The Chinese folding stool is believed to have travelled to China from the West. It is not dissimilar that much from the Egyptian or Scandinavian folding stools, but it possesses a change in that the top rail is delicately joined to the two legs of the stool by a curved member, which is generally possessing metal mounts. From a Western perspective the overall effect of these two furniture styles is stylized. The constructive and decoration elements are combined in a style that is all at once both naïve and refined. The patchwork appearance is a result of the way that the individual parts do not look to have been put together by means of either glue or screws, but had been mortised on one another and held in position in the style of a Chinese puzzle.
Spain: 17th century
The Golden Age of Spain during the 17th century also put its name on the chair. Works of art show a design of chair with a relatively unrefined wooden frame; a back and seat, nailed on, having only two layers of leather, with horsehair stuffing in between the layers, stitched to bring out a pattern of small pads. The front board and a related board at the back could be folded after unscrewing some small iron hooks. In this way the chair was a readily portable piece of furniture in traveling which, in the same time, granted the status of a four-legged, high-backed armchair.

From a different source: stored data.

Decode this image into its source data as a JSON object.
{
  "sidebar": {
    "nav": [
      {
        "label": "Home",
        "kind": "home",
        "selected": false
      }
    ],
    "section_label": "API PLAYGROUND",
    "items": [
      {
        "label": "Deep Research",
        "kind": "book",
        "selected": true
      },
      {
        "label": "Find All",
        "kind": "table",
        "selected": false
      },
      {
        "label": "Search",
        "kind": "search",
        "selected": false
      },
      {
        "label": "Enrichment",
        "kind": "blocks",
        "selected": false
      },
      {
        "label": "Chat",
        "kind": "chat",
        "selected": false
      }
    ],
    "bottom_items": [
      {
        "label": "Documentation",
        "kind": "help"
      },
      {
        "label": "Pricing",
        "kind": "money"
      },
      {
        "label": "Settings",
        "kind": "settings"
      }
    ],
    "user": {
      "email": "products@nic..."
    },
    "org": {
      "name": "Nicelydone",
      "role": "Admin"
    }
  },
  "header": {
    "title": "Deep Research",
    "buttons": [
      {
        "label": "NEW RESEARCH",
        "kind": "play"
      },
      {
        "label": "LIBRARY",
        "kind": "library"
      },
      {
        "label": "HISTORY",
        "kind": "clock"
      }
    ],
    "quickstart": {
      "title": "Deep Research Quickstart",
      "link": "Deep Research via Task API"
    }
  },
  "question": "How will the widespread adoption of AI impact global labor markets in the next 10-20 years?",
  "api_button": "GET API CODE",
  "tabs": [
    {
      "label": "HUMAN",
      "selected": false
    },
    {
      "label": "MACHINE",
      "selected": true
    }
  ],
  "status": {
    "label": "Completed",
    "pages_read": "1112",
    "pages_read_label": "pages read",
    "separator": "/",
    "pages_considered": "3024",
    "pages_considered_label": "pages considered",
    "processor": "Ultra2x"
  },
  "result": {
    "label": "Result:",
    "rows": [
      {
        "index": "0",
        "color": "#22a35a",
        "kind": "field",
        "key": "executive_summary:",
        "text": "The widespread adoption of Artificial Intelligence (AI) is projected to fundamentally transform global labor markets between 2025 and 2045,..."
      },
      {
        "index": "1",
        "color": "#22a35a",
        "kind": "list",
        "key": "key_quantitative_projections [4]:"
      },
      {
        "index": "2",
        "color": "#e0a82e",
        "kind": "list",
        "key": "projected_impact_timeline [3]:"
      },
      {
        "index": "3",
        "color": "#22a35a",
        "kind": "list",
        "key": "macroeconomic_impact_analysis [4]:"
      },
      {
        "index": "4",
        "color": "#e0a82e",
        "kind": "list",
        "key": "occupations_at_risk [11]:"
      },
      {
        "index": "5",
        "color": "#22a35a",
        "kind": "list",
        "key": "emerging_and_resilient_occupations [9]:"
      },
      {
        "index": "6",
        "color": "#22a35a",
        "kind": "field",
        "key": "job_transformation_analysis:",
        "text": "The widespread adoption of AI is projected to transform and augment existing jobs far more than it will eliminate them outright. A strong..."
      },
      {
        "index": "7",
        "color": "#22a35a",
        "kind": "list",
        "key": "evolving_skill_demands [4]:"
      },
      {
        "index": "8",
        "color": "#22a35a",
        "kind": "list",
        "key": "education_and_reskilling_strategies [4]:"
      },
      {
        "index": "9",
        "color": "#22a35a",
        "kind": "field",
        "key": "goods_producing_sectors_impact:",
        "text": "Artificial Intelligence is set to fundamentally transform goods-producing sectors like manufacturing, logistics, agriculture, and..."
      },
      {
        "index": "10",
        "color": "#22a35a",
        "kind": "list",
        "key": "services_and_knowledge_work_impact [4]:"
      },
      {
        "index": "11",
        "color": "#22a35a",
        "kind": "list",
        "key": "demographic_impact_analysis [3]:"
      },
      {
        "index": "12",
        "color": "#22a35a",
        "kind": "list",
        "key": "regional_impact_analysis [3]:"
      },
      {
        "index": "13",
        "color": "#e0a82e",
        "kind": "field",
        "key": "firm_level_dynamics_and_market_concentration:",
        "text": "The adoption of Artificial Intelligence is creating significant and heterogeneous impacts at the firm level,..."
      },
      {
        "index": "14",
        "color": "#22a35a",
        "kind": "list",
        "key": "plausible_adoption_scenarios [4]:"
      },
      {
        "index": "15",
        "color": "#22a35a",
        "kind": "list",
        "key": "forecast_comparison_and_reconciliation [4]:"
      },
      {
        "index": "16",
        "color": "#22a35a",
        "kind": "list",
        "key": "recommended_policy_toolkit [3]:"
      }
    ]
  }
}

The Netherlands: 17th century
A low, square, upholstered kind of chair is seen in engravings of the interior of affluent Dutch homes by Abraham Bosse, a French artist, and also in paintings by the Dutch artists Johannes Vermeer and Gerard Terborch. Though this type of chair can also be found in countries where Dutch styles of interior decoration and Dutch furniture won acclaim, it is not certain that the style actually originated in The Netherlands. Typically, the legs of the chair are smooth, round in section, and of slender measurements; they are in some cases baluster-shaped (vase-shaped) or twisted. It is clearly a bourgeois piece of furniture and was made in considerable numbers, as can be seen from one of Abraham Bosse’s engravings, in which there is a whole row of these chairs lined up against a wall. The design asserts itself by its harmonious proportions and fine upholstery in gilt leather or fabric edged with fringes.
France and England: 17th and 18th centuries
The French Rococo chair in its most mature of forms—that was, to say, as brought out in Paris around 1750—conquered most of Europe and has been imitated or copied into the mid-20th century. The style owes such popularity to a combination of leisure and elegance. The seat suits to the human body and grants a relaxed sitting position. The back is bow-shaped, the legs curved. Generally the seat and back are upholstered, and there are little upholstered pads covering the armrests. Smooth transitions made between seat frame, legs, and back conceal all the joints, which are constructed on craftsmanlike practices even with the absence of stretchers between the legs.
French Rococo chairs and imitations thereof use wood of fairly thick measurements; but each member is deeply molded, all superfluous wood has been sanded away, and more upmarket examples can be further embellished with highly delicate and decorative engravings. The wood may be varnished, stained, painted, or gilded. Silk damask or tapestry is generally used for all of the upholstery on the seat, back, and armrests; canework is in some cases used rather than upholstery.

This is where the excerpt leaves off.